Eliot rencontre Maraki, qui vit seule avec Yannis, son fils de onze ans. Yannis demande énormément d’attention : autiste, il ne supporte pas le moindre changement et pour vérifier que tout est bien en ordre, Yannis passe son temps à mesurer le monde : il compte chaque jour les clients du café Stamboulidis; il note l’ordre d’arrivée des bateaux de pêche au port; il enregistre les quantités de poissons pêchées par chaque bateau…

Lorsque le résultat s’écarte de la norme, mettant ainsi en évidence le désordre du monde, Yannis s’évertue à remédier au chaos en effectuant des pliages qui suivent des règles bien définies… Emu par cet enfant, Eliot apporte de l’aide à sa mère, trop souvent débordée. Il garde souvent Yannis qui redonne un sens nouveau à sa vie.

Metin Arditi signe un beau roman, plein d’espoir et d’humanité.
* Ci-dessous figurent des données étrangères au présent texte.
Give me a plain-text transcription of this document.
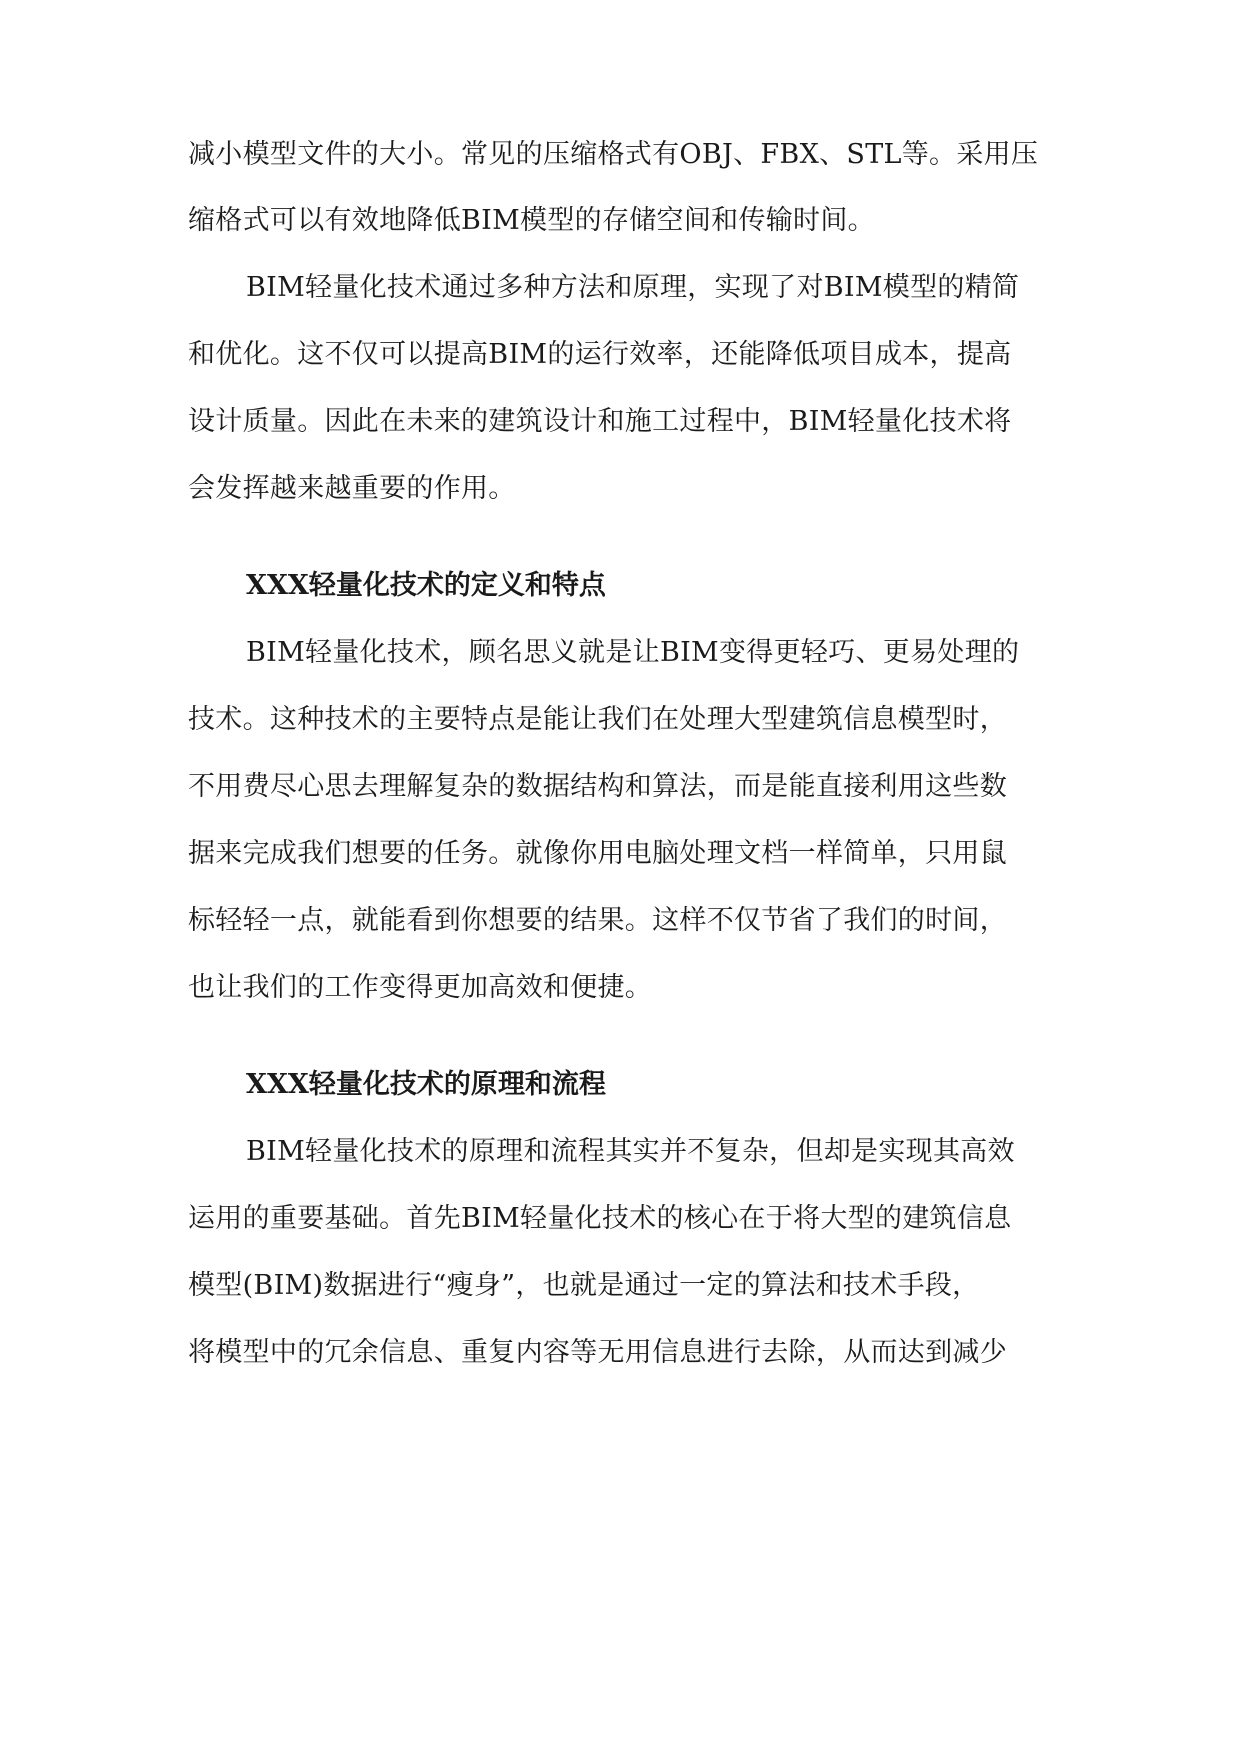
减小模型文件的大小。常见的压缩格式有OBJ、FBX、STL等。采用压
缩格式可以有效地降低BIM模型的存储空间和传输时间。
BIM轻量化技术通过多种方法和原理，实现了对BIM模型的精简
和优化。这不仅可以提高BIM的运行效率，还能降低项目成本，提高
设计质量。因此在未来的建筑设计和施工过程中，BIM轻量化技术将
会发挥越来越重要的作用。
XXX轻量化技术的定义和特点
BIM轻量化技术，顾名思义就是让BIM变得更轻巧、更易处理的
技术。这种技术的主要特点是能让我们在处理大型建筑信息模型时，
不用费尽心思去理解复杂的数据结构和算法，而是能直接利用这些数
据来完成我们想要的任务。就像你用电脑处理文档一样简单，只用鼠
标轻轻一点，就能看到你想要的结果。这样不仅节省了我们的时间，
也让我们的工作变得更加高效和便捷。
XXX轻量化技术的原理和流程
BIM轻量化技术的原理和流程其实并不复杂，但却是实现其高效
运用的重要基础。首先BIM轻量化技术的核心在于将大型的建筑信息
模型(BIM)数据进行“瘦身”，也就是通过一定的算法和技术手段，
将模型中的冗余信息、重复内容等无用信息进行去除，从而达到减少
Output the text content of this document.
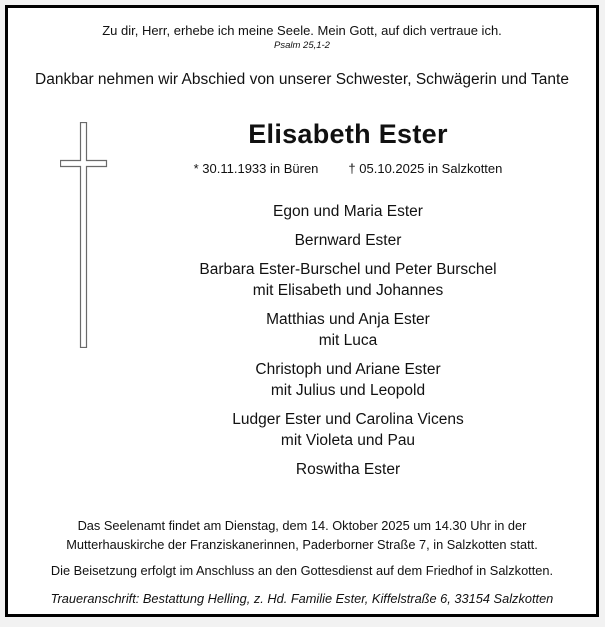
Zu dir, Herr, erhebe ich meine Seele. Mein Gott, auf dich vertraue ich.
Psalm 25,1-2
Dankbar nehmen wir Abschied von unserer Schwester, Schwägerin und Tante
Elisabeth Ester
* 30.11.1933 in Büren † 05.10.2025 in Salzkotten
Egon und Maria Ester
Bernward Ester
Barbara Ester-Burschel und Peter Burschel
mit Elisabeth und Johannes
Matthias und Anja Ester
mit Luca
Christoph und Ariane Ester
mit Julius und Leopold
Ludger Ester und Carolina Vicens
mit Violeta und Pau
Roswitha Ester
Das Seelenamt findet am Dienstag, dem 14. Oktober 2025 um 14.30 Uhr in der
Mutterhauskirche der Franziskanerinnen, Paderborner Straße 7, in Salzkotten statt.
Die Beisetzung erfolgt im Anschluss an den Gottesdienst auf dem Friedhof in Salzkotten.
Traueranschrift: Bestattung Helling, z. Hd. Familie Ester, Kiffelstraße 6, 33154 Salzkotten
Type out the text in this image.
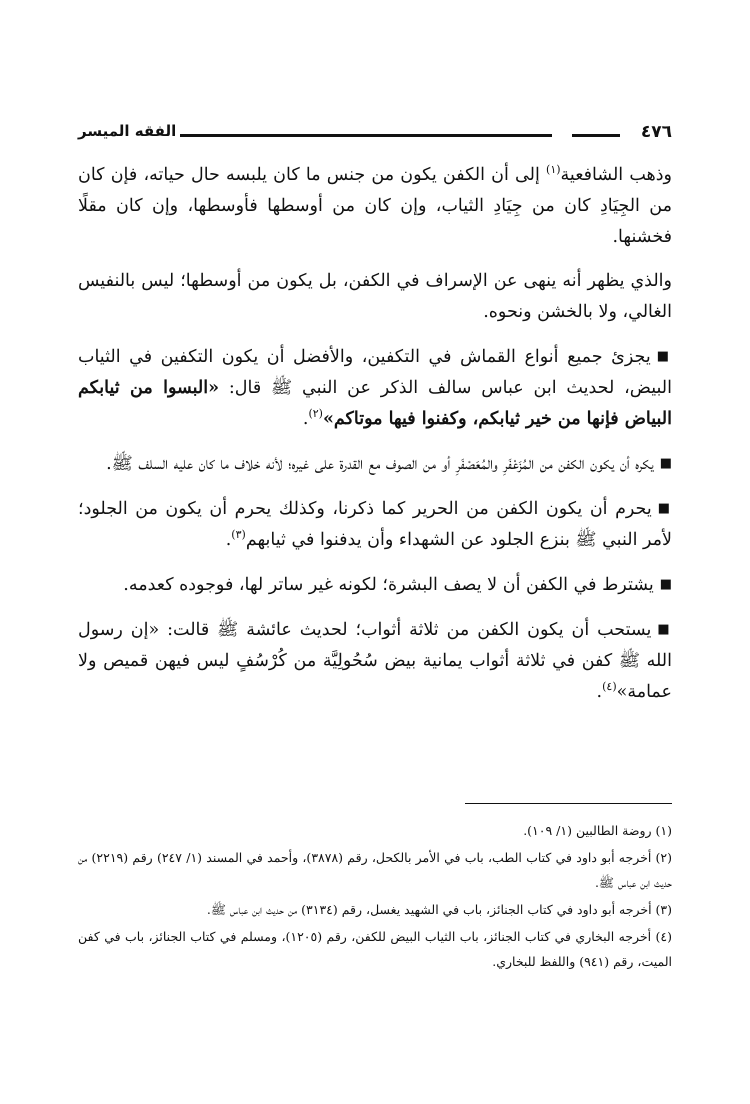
٤٧٦
الفقه الميسر

وذهب الشافعية$^{(١)}$ إلى أن الكفن يكون من جنس ما كان يلبسه حال حياته، فإن كان من الجِيَادِ كان من جِيَادِ الثياب، وإن كان من أوسطها فأوسطها، وإن كان مقلًا فخشنها.

والذي يظهر أنه ينهى عن الإسراف في الكفن، بل يكون من أوسطها؛ ليس بالنفيس الغالي، ولا بالخشن ونحوه.

■يجزئ جميع أنواع القماش في التكفين، والأفضل أن يكون التكفين في الثياب البيض، لحديث ابن عباس سالف الذكر عن النبي ﷺ قال: «البسوا من ثيابكم البياض فإنها من خير ثيابكم، وكفنوا فيها موتاكم»$^{(٢)}$.

■يكره أن يكون الكفن من المُزَعْفَرِ والمُعَصْفَرِ أو من الصوف مع القدرة على غيره؛ لأنه خلاف ما كان عليه السلف ﷺ.

■يحرم أن يكون الكفن من الحرير كما ذكرنا، وكذلك يحرم أن يكون من الجلود؛ لأمر النبي ﷺ بنزع الجلود عن الشهداء وأن يدفنوا في ثيابهم$^{(٣)}$.

■يشترط في الكفن أن لا يصف البشرة؛ لكونه غير ساتر لها، فوجوده كعدمه.

■يستحب أن يكون الكفن من ثلاثة أثواب؛ لحديث عائشة ﷺ قالت: «إن رسول الله ﷺ كفن في ثلاثة أثواب يمانية بيض سُحُولِيَّة من كُرْسُفٍ ليس فيهن قميص ولا عمامة»$^{(٤)}$.

(١) روضة الطالبين (١/ ١٠٩).

(٢) أخرجه أبو داود في كتاب الطب، باب في الأمر بالكحل، رقم (٣٨٧٨)، وأحمد في المسند (١/ ٢٤٧) رقم (٢٢١٩) من حديث ابن عباس ﷺ.

(٣) أخرجه أبو داود في كتاب الجنائز، باب في الشهيد يغسل، رقم (٣١٣٤) من حديث ابن عباس ﷺ.

(٤) أخرجه البخاري في كتاب الجنائز، باب الثياب البيض للكفن، رقم (١٢٠٥)، ومسلم في كتاب الجنائز، باب في كفن الميت، رقم (٩٤١) واللفظ للبخاري.
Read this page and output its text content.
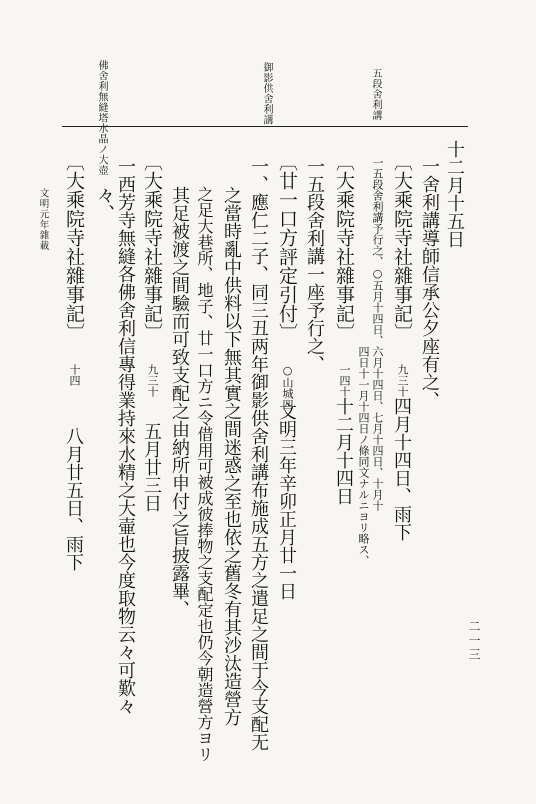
五段舍利講
御影供舍利講
佛舍利無縫塔水晶ノ大壺
十二月十五日
一舍利講導師信承公夕座有之、
〔大乘院寺社雜事記〕
九三十
四月十四日、雨下
一五段舍利講予行之、○五月十四日、六月十四日、七月十四日、十月十
四日十一月十四日ノ條同文ナルニヨリ略ス、
〔大乘院寺社雜事記〕
一四十
十二月十四日
一五段舍利講一座予行之、
〔廿一口方評定引付〕
○山城四
文明三年辛卯正月廿一日
一、應仁二子、同三丑两年御影供舍利講布施成五方之遣足之間于今支配无
之當時亂中供料以下無其實之間迷惑之至也依之舊冬有其沙汰造營方
之足大巷所、地子、廿一口方ニ令借用可被成彼捧物之支配定也仍今朝造營方ヨリ
其足被渡之間驗而可致支配之由納所申付之旨披露畢、
〔大乘院寺社雜事記〕
九三十
五月廿三日
一西芳寺無縫各佛舍利信專得業持來水精之大壷也今度取物云々可歎々
々、
〔大乘院寺社雜事記〕
十四
八月廿五日、雨下
文明元年雜載
二一三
Il met en exergue les difficultés de tout un peuple, à travers celles que rencontre Yannis. Il montre aussi les dissensions, mais aussi la solidarité qui animent les habitants de l’île qui doivent trancher entre un énorme projet touristique qui menace les équilibres de Kalamaki, et celui d’une école de philosophie destinée aux étudiants européens, plus respectueux de la petite île et très prestigieux culturellement. Qui remportera la victoire ?  Le grand groupe capitaliste, qui promet de nombreux emplois pour les iliens, ou le projet culturel qui s’attirera sans aucun doute les faveurs -et l’argent- de l’Union européenne ?

Un petit bémol cependant : j’ai regretté des chapitres trop courts et un manque de profondeur qui font de ce roman un feel-good book, certes très réussi, mais un peu trop dans l’air du temps. Il s’en fallait de peu pour que « L’enfant qui mesurait le monde »  soit un roman à ne pas manquer !

L’enfant qui mesurait le monde, Metin Arditi, Editions Points, juin 2017, 249 p.

 

Un grand merci à Babelio pour ce roman !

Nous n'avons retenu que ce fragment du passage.